U.S. Department of State Annual Report on International Religious Freedom for 2006 - Marshall Islands
|Publisher||United States Department of State|
|Publication Date||15 September 2006|
|Cite as||United States Department of State, U.S. Department of State Annual Report on International Religious Freedom for 2006 - Marshall Islands , 15 September 2006, available at: http://www.refworld.org/docid/450fb0ac20.html [accessed 12 July 2014]|
|Disclaimer||This is not a UNHCR publication. UNHCR is not responsible for, nor does it necessarily endorse, its content. Any views expressed are solely those of the author or publisher and do not necessarily reflect those of UNHCR, the United Nations or its Member States.|
International Religious Freedom Report 2006
Released by the Bureau of Democracy, Human Rights and Labor, September 15, 2006. Covers the period from July 1, 2005, to June 30, 2006.
The constitution provides for freedom of religion, and the Government generally respected this right in practice.
There was no change in the status of respect for religious freedom during the period covered by this report, and government policy continued to contribute to the generally free practice of religion.
The generally amicable relationship among religious groups in society contributed to religious freedom.

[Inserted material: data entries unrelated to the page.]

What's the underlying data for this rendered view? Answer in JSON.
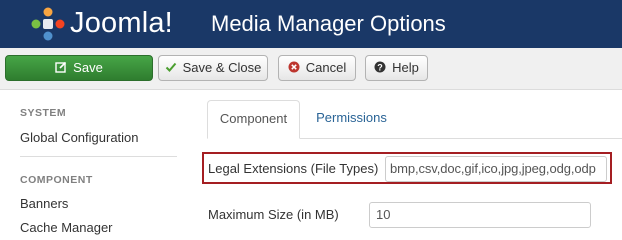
{
  "header": {
    "brand": "Joomla!",
    "title": "Media Manager Options",
    "colors": {
      "background": "#1a3867",
      "text": "#ffffff"
    }
  },
  "toolbar": {
    "save_label": "Save",
    "save_close_label": "Save & Close",
    "cancel_label": "Cancel",
    "help_label": "Help",
    "icons": [
      "edit-icon",
      "check-icon",
      "cancel-icon",
      "question-icon"
    ],
    "colors": {
      "save": "#46a546",
      "cancel_icon": "#bd362f"
    }
  },
  "sidebar": {
    "system_heading": "SYSTEM",
    "system_items": [
      "Global Configuration"
    ],
    "component_heading": "COMPONENT",
    "component_items": [
      "Banners",
      "Cache Manager"
    ]
  },
  "tabs": [
    "Component",
    "Permissions"
  ],
  "form": {
    "legal_extensions": {
      "label": "Legal Extensions (File Types)",
      "value": "bmp,csv,doc,gif,ico,jpg,jpeg,odg,odp"
    },
    "maximum_size": {
      "label": "Maximum Size (in MB)",
      "value": "10"
    },
    "highlight_color": "#a41e22"
  }
}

The U.S. government discusses religious freedom issues with the Government as part of its overall policy to promote human rights.
Section I. Religious Demography
The country has an area of approximately 70 square miles, and the estimated population in 2005 was 56,417. Major religious groups included the United Church of Christ (formerly Congregational), with 54.8 percent of the population; the Assemblies of God, 25.8 percent; and the Roman Catholic Church, 8.4 percent. Bukot Non Jesus (known as Assembly of God Part), 2.8 percent; the Church of Jesus Christ of Latter-day Saints (Mormons), 2.1 percent; Seventh-day Adventists, 0.9 percent; Full Gospel, 0.7 percent; and the Baha'i Faith, 0.6 percent. Persons without any religious affiliation accounted for 1.5 percent of the population, and another 1.4 percent belonged to religious groups not named in the 1999 census, but which local religious leaders believed to consist of Muslims, Jehovah's Witnesses, Baptists, and the Salvation Army.
There were foreign missionaries from the Church of Jesus Christ of Latter-day Saints, Roman Catholic Church, Seventh-day Adventists, the Baptist Church, and other groups. Only Mormons and Jehovah's Witnesses proselytized through home visits. Religious schools were operated by the Roman Catholic Church, United Church of Christ, Assemblies of God, Seventh-day Adventist Church, and Baptist Church.
Section II. Status of Religious Freedom
The constitution provides for freedom of religion, and the Government generally respected this right in practice. The Government at all levels sought to protect this right in full and did not tolerate its abuse, either by governmental or private actors. There is no state religion.
Good Friday, Gospel Day, and Christmas are official religious holidays.
There are no prerequisites for registering religious groups and there are no penalties for not registering. Missionary groups are allowed to operate freely.
There is no religious education in public schools, and there are no opening or closing prayers during the school day. However, most extracurricular school events begin and end with a nondenominational Christian prayer.
Restrictions on Religious Freedom
Government policy and practice contributed to the generally free practice of religion.
There were no reports of religious prisoners or detainees in the country.
Forced Religious Conversion
There were no reports of forced religious conversion, including of minor U.S. citizens who had been abducted or illegally removed from the United States, or of the refusal to allow such citizens to be returned to the United States.
Section III. Societal Attitudes
The generally amicable relationship among religious groups in society contributed to religious freedom. Christianity was a dominant social and cultural force. Governmental and social functions typically opened and closed with an interdenominational Christian prayer delivered by an ordained minister, cleric, or church official.
Section IV. U.S. Government Policy
The U.S. embassy discusses religious freedom issues with the Government as part of its overall policy to promote human rights.